Not surprisingly, chemokine receptors are mostly present on the surface of white blood cells (cells predominantly involved in immunological reactions). Chemokines have been found in all vertebrates and even in some unicellular organisms such as viruses and bacteria but they have not been observed so far in any non-vertebrate.
Chemokines are very small, between 8 and 10 kDa. There are different types, all of which are very similar. Most of them share the presence of four cysteine aminoacids, two of which are used to classify all chemokines into four types. Specifically, the two aminoacids close to the N-terminus of the chemokine are used for the classification into CC, CXC, C, and CX3C types.

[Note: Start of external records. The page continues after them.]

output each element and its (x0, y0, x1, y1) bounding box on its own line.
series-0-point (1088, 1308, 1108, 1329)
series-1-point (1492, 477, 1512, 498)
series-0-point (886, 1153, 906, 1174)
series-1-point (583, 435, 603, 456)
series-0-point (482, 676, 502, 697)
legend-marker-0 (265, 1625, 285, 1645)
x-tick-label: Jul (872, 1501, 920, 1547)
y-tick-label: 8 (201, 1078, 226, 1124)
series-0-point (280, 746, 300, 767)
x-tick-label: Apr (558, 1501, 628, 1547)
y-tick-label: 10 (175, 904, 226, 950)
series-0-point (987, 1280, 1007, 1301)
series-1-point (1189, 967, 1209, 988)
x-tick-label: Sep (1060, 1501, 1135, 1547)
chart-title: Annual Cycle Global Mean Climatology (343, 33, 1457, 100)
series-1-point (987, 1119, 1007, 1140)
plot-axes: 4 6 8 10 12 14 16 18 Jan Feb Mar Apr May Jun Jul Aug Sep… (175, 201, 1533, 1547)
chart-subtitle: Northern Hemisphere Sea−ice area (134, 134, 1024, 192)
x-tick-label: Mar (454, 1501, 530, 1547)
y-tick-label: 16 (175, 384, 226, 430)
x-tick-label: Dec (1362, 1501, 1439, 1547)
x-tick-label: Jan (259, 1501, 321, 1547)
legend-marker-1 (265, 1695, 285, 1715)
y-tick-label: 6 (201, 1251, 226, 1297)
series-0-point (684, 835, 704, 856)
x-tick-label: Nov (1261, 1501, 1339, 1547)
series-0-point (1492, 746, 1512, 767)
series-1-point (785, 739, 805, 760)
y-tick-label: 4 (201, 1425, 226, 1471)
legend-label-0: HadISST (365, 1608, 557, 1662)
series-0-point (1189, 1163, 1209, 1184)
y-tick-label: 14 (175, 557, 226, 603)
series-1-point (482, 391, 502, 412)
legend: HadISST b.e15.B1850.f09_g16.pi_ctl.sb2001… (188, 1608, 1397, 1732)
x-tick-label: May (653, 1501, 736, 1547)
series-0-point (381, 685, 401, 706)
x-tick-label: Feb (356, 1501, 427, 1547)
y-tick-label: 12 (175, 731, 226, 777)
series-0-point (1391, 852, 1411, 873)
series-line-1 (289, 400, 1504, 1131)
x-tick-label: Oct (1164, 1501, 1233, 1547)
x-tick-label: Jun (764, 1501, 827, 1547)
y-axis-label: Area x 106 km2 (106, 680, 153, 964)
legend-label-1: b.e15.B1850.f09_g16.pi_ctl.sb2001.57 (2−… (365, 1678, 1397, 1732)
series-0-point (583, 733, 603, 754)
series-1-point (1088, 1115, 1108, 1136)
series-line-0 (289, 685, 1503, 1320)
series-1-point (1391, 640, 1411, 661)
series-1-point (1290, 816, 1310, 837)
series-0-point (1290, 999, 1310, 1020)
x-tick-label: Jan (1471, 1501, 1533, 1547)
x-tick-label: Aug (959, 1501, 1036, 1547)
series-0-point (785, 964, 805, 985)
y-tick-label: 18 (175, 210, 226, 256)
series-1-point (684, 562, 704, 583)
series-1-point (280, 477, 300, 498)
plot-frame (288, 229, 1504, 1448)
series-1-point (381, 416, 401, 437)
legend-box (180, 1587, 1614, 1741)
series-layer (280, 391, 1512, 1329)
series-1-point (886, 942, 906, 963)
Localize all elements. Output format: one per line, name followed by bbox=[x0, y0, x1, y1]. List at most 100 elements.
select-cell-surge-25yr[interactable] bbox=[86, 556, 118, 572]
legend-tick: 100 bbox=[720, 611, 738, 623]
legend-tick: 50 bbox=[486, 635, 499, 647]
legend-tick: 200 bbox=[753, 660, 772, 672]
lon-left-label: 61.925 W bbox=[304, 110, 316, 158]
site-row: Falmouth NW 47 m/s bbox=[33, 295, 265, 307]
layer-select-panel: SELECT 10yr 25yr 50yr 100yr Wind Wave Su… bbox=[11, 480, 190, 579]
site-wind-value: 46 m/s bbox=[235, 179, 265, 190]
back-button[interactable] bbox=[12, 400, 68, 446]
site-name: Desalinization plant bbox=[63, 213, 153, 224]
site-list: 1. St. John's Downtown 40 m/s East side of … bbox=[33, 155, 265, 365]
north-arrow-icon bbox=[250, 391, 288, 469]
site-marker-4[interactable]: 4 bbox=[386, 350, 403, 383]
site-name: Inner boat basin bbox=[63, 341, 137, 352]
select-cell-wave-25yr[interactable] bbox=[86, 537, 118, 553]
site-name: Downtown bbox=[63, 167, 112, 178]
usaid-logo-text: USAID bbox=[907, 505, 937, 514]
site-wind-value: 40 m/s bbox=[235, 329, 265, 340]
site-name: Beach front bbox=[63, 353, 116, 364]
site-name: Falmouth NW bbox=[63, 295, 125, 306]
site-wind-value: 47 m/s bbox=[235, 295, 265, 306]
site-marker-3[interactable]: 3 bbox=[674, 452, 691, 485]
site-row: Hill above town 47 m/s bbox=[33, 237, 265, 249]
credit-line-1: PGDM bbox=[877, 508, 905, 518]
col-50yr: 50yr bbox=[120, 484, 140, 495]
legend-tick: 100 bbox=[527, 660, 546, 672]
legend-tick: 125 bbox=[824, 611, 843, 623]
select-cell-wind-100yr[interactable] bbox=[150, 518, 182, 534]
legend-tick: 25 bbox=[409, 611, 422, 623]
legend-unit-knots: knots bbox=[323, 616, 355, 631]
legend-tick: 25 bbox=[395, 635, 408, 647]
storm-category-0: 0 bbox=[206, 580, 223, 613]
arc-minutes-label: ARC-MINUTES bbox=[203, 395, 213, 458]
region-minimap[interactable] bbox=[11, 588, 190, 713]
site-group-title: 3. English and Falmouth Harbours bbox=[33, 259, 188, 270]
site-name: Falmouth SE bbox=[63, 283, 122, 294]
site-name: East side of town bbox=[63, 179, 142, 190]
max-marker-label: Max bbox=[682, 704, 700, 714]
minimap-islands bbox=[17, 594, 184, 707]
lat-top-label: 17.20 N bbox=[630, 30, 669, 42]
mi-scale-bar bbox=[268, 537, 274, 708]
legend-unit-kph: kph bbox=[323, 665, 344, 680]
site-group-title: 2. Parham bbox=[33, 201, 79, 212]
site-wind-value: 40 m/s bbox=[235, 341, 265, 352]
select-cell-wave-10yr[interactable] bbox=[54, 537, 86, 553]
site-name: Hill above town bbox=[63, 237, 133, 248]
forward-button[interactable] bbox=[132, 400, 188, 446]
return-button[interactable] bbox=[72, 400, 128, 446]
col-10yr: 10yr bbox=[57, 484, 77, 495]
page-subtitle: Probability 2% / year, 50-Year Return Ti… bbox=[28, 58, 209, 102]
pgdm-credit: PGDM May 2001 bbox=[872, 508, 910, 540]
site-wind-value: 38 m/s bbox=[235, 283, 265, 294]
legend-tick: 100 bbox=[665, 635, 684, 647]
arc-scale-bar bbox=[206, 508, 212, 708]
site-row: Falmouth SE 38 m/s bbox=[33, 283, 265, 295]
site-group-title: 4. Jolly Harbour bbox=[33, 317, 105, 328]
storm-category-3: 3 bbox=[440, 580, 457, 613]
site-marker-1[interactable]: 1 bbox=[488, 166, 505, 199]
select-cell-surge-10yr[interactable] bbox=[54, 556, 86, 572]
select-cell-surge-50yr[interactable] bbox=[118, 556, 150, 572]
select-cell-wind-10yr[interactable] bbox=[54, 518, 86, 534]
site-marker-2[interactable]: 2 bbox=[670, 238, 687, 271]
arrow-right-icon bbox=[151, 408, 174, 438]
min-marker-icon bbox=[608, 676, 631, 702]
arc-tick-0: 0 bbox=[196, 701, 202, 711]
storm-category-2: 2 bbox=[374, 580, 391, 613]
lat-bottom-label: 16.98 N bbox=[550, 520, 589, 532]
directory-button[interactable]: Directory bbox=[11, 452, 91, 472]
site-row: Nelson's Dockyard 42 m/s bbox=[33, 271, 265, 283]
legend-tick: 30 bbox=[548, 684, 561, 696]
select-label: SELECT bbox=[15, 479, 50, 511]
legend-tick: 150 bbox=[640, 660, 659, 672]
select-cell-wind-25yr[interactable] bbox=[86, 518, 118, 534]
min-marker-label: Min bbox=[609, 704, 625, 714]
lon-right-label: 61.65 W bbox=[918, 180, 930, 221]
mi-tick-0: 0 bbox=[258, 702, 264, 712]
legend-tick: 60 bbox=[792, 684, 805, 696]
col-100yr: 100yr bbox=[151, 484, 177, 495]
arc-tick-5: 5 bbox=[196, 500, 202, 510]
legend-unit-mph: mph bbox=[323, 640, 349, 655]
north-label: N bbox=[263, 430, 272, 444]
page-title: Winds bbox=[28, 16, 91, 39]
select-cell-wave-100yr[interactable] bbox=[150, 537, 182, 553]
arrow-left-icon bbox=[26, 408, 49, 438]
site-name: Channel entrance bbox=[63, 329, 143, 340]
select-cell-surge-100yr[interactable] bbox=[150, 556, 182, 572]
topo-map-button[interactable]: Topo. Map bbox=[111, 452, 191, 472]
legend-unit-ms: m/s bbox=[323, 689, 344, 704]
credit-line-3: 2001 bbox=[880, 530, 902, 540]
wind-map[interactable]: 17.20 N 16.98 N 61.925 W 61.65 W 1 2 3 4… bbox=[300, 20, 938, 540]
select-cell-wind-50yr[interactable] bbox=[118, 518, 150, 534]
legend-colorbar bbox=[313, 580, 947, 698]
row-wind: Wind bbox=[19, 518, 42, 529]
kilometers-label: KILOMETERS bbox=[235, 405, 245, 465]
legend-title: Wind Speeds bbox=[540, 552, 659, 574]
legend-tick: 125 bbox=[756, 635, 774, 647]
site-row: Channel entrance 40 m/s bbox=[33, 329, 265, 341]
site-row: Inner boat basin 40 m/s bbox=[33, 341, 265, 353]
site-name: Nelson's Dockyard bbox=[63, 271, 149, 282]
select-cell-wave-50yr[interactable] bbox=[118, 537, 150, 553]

CC chemokines have two cysteines, one next to the other; CXC has one amino acid between the two cysteine residues; C chemokines have in total just two cysteines instead of four, one of which is at the N-terminus; and CX3C chemokines have three amino acids between the two cysteines.
The function of chemokines is to generate the movement of cells. Not only this, but their function grants them two key roles: chemokines are implicated in immunological reactions and in homeostasis of the immune system.
Chemokines and Immunological Reactions
The pro-inflammatory immunological role of chemokines initiates when some cells of the immune system release chemokines and other cells detect them. The cells that release chemokines are chemoattractants, since they attract other cells to the site in which they are.
These cells release chemokines when there is a pathological agent that needs to be fought against so that the organism stays healthy. This way, the presence of foreign agents, microbes, or viruses elicits the release of chemokines in order for other immunological cells—white blood cells—to reach the point of invasion.
The cells that detect chemokines have receptors on the cell surface that are activated when chemokines bind to them, producing an intracellular signaling cascade that ends up generating movement. The receptors to which chemokines bind are of the G protein-coupled receptor (GPCR) type.
Nineteen types have been identified until now and, similarly to chemokines, they are classified into four types depending on which chemokine binds to them: CCR, CXCR, CR, and CX3CR (R for a receptor). When GPCRs are activated by chemokines, they initiate the phospholipase C (PLC) signal transduction pathway.
The outcome is the movement of these cells to the infection site (chemotaxis, or movement in response to chemical signals) and the release of toxic substances to get rid of the pathogens. The immunological cells attracted to the site of infection are leukocytes (white blood cells) such as monocytes, macrophages, and T-lymphocytes.
Chemokines and Homeostasis
The role of chemokines in homeostasis also involves the movement of cells by chemotaxis; in this situation, however, chemokines are not released in response to any pathogen. Homeostasis refers to the regulation of all variables in the body to maintain the equilibrium needed for the body to be healthy.
For example, when glucose levels are too high in the blood, the body reacts to bring them back to healthy levels or, in other words, to keep homeostasis. In the case of homeostatic chemokines, their role entails the surveillance of the immune system, encompassing processes such as the migration of leukocytes—basal leukocytes—around the immune system so that they can search for pathogens and react in response to them by inducing an immunological reaction.